B- Dialogue ou monologues ?

Après l’étude de l’opposition peuple/police, du lien privilégié unissant la population aux commissaires de police, est-il possible d’approcher d’encore plus près les attitudes des uns et des autres ? On se propose d’appréhender ce qui caractérise peut-être le mieux une rencontre : la parole. Celle qui circulait entre le peuple et les autorités, et qui a été conservée dans les archives, n’était créée que par l’événement qui aboutissait à la confrontation policière ou judiciaire. L’historien tient ainsi à sa disposition un impressionnant corpus d’interrogatoires retranscrivant les questions et les réponses. A partir de ce matériau très riche, on peut observer les représentations mises à l’épreuve de la pratique, c’est-à-dire les façons d’appréhender l’autre – non plus au sein du groupe, non plus comme une image abstraite – mais seul à seul, d’individu à individu. A un second niveau, ces face-à-face permettent de saisir le décalage, voire la proximité, entre les systèmes : qu’est-ce qu’une réaction aux propos d’autrui induisait de compréhension ou d’incompréhension ? On retrouve dès lors l’interrogation posée en titre : il faudra en effet savoir si les rencontres autour de la parole relevaient de l’échange, donc du dialogue, ou si elles consistaient en des développements parallèles et hermétiques, donc des monologues.

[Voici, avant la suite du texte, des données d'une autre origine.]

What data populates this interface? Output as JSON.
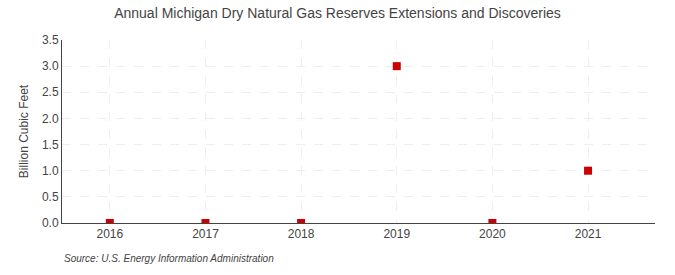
{
  "chart_data": {
    "type": "scatter",
    "title": "Annual Michigan Dry Natural Gas Reserves Extensions and Discoveries",
    "ylabel": "Billion Cubic Feet",
    "annotations": [
      "Source: U.S. Energy Information Administration"
    ],
    "x": [
      2016,
      2017,
      2018,
      2019,
      2020,
      2021
    ],
    "values": [
      0.0,
      0.0,
      0.0,
      3.0,
      0.0,
      1.0
    ],
    "color": "#cc0000",
    "marker": "square",
    "xlim": [
      2015.5,
      2021.7
    ],
    "xticks": [
      2016,
      2017,
      2018,
      2019,
      2020,
      2021
    ],
    "ylim": [
      0.0,
      3.5
    ],
    "yticks": [
      {
        "value": 0.0,
        "label": "0.0"
      },
      0.5,
      {
        "value": 1.0,
        "label": "1.0"
      },
      1.5,
      {
        "value": 2.0,
        "label": "2.0"
      },
      2.5,
      {
        "value": 3.0,
        "label": "3.0"
      },
      3.5
    ],
    "grid": true
  }
}
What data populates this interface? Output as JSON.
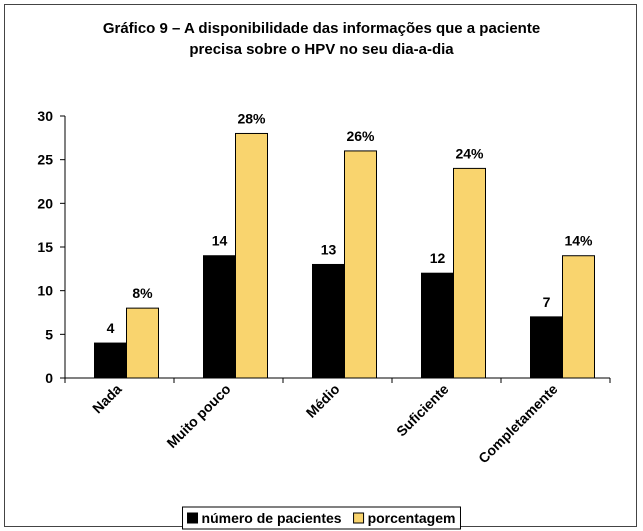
{
  "chart_data": {
    "type": "bar",
    "title": "Gráfico 9 – A disponibilidade das informações que a paciente precisa sobre o HPV no seu dia-a-dia",
    "categories": [
      "Nada",
      "Muito pouco",
      "Médio",
      "Suficiente",
      "Completamente"
    ],
    "series": [
      {
        "name": "número de pacientes",
        "color": "#000000",
        "values": [
          4,
          14,
          13,
          12,
          7
        ]
      },
      {
        "name": "porcentagem",
        "color": "#f9d46e",
        "values": [
          8,
          28,
          26,
          24,
          14
        ],
        "value_labels": [
          "8%",
          "28%",
          "26%",
          "24%",
          "14%"
        ]
      }
    ],
    "ylim": [
      0,
      30
    ],
    "yticks": [
      0,
      5,
      10,
      15,
      20,
      25,
      30
    ],
    "grid": false,
    "legend": "bottom"
  }
}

Pour réaliser ce travail, trois sources différentes ont été mobilisées, permettant de concilier les approches quantitative et qualitative : les réactions suivant une verbalisation, les stratégies de défense face au commissaire central et les interrogatoires menés par le juge d’instruction retrouvés dans les dossiers d’assises. Ces trois sources illustrent les trois étapes menant du policier au judiciaire et, donc, trois moments clés d’une rencontre peuple/pouvoir bâtie sur la parole. Les deux premières indiquent des réactions à chaud : elles nous permettent de cerner quelques-unes des attitudes les plus courantes. Cette approche sera complétée et affinée par l’étude des interrogatoires dont le froid déroulement créait un jeu discursif tendu. Anticipant la moue qui assombrira le visage de certains à la lecture de ces lignes, faisons une remarque au sujet des biais inhérents à l’utilisation de ce type d’archives. Un mot suffira tant les interrogatoires cristallisent les reproches adressés à l’ensemble des documents policiers et judiciaires – et nous ne voulons répéter nos propos liminaires. Bien sûr, les propos sont rapportés, édulcorés et parfois travestis – mais résistons à la facilité paranoïaque et ne pensons pas que les propos du peuple ne reflétaient pas sa pensée sous prétexte qu’il s’adaptait à son interlocuteur. Sottises : tout l’intérêt est ici justement, dans le déploiement des stratégies des interlocuteurs pour tenter d’avoir le dessus. Les réponses à un interrogatoire sont le produit d’un individu et de son groupe social, entre lesquels s’intercale le pouvoir demandeur qui incite à ajuster ses propres réponses 1567 . Plus pertinente serait la critique pointant les défauts possibles d’une analyse réalisée à partir d’entrevues entre le pouvoir et des prévenus. Le biais serait alors que ces derniers se placeraient d’emblée dans une position désavantageuse par rapport à un pouvoir en position de force. Mais, répondrons-nous, cela n’empêchait pas le face-à-face d’avoir lieu. Allons plus loin et renversons le problème : dans la plupart des confrontations individuelles peuple/pouvoir, la partition inférieur/supérieur n’est-elle pas toujours de mise ? Il n’était pas non plus évident que le peuple se considérât réellement comme étant dans une position inférieure ; de quelle manière n’était-il pas persuadé que tout pouvait s’arranger à son avantage ?

Notes
1567.

Cf. Maurizio GRIBAUDI, « Identité individuelle et sociabilité de quartier à Turin entre les deux guerres », in Maurice GARDEN, Yves LEQUIN, Habiter…, op. cit., pp. 293-294 ; Yves CASTAN, Honnêteté…, op. cit., p. 39. Pensons également à Arlette Farge pour laquelle « l’archive ne dit peut-être pas la vérité, mais […] de la vérité, au sens où l’entendait Michel Foucault, c’est-à-dire dans cette façon unique qu’elle a d’exposer le Parler de l’autre, pris entre des rapports de pouvoir et lui-même, rapports que non seulement il subit, mais qu’il actualise en les verbalisant » (Le goût…, op. cit., p. 40).